GDRP (General Data Protection Regulation) is the European Union (EU) legislation to protect online privacy. It creates the right values around how companies and users should think about personal information.

Australian small business needs to start thinking about user/client privacy regardless of whether they do business in the EU.

Why? Because this is the beginning of a global push towards greater user privacy. GDRP is the world’s most comprehensive, wide-ranging and almost universally applicable online privacy legislation. Other countries legislation will only strengthen it.

The EU says Australia does not have adequate privacy laws. We have the Australian Privacy Act 1988 (Cth) and the Australian Privacy Principles (Australian Privacy Law). Think of GDRP as a ‘superset’ of those laws that Australian small business has conveniently and largely ignored. Australian Laws will soon fall in line with GDRP.

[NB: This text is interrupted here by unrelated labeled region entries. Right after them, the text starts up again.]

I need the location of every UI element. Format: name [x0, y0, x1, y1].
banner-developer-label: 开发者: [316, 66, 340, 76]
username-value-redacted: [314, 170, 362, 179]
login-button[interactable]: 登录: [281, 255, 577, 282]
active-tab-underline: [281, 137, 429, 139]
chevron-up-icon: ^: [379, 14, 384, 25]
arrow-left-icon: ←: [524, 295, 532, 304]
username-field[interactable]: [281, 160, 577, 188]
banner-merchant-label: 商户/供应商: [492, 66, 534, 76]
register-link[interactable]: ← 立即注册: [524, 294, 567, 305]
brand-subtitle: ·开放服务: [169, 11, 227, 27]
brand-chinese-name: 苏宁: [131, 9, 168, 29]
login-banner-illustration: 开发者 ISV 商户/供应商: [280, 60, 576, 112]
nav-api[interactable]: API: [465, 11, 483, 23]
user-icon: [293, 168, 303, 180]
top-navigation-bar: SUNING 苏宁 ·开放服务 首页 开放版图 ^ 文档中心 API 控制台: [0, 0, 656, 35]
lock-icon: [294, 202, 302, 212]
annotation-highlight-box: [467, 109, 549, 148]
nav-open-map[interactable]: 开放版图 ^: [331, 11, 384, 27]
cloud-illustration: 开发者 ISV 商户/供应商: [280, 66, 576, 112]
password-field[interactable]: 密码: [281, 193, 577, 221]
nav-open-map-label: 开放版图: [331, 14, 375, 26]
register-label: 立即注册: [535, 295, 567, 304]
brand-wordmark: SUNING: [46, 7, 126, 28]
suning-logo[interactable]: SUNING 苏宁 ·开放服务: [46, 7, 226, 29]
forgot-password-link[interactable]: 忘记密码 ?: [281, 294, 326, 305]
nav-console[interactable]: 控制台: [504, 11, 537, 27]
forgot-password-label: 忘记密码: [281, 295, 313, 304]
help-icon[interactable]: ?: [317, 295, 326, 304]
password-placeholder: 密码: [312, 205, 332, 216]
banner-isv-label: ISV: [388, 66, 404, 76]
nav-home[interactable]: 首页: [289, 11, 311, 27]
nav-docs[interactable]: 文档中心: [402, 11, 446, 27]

GDRP has sent many Australian companies scrambling to advise users of new privacy policies.

Why? Because any Australian business is now global whether it is as simple as using cookies to collect information from some hapless web-surfing EU resident or supplying goods or services to a local company that may have EU shareholders.

Or maybe you are sourcing goods or services that come in whole or part from the EU. That can be as simple as using a software app developed there or cloud services located there. You would be surprised at the EU pedigree of some of the worlds most popular software/apps.

Your EU customers or suppliers have obligations under the GDRP. They understand that it is a big stick and small carrot and the law will come down hard on those who break it.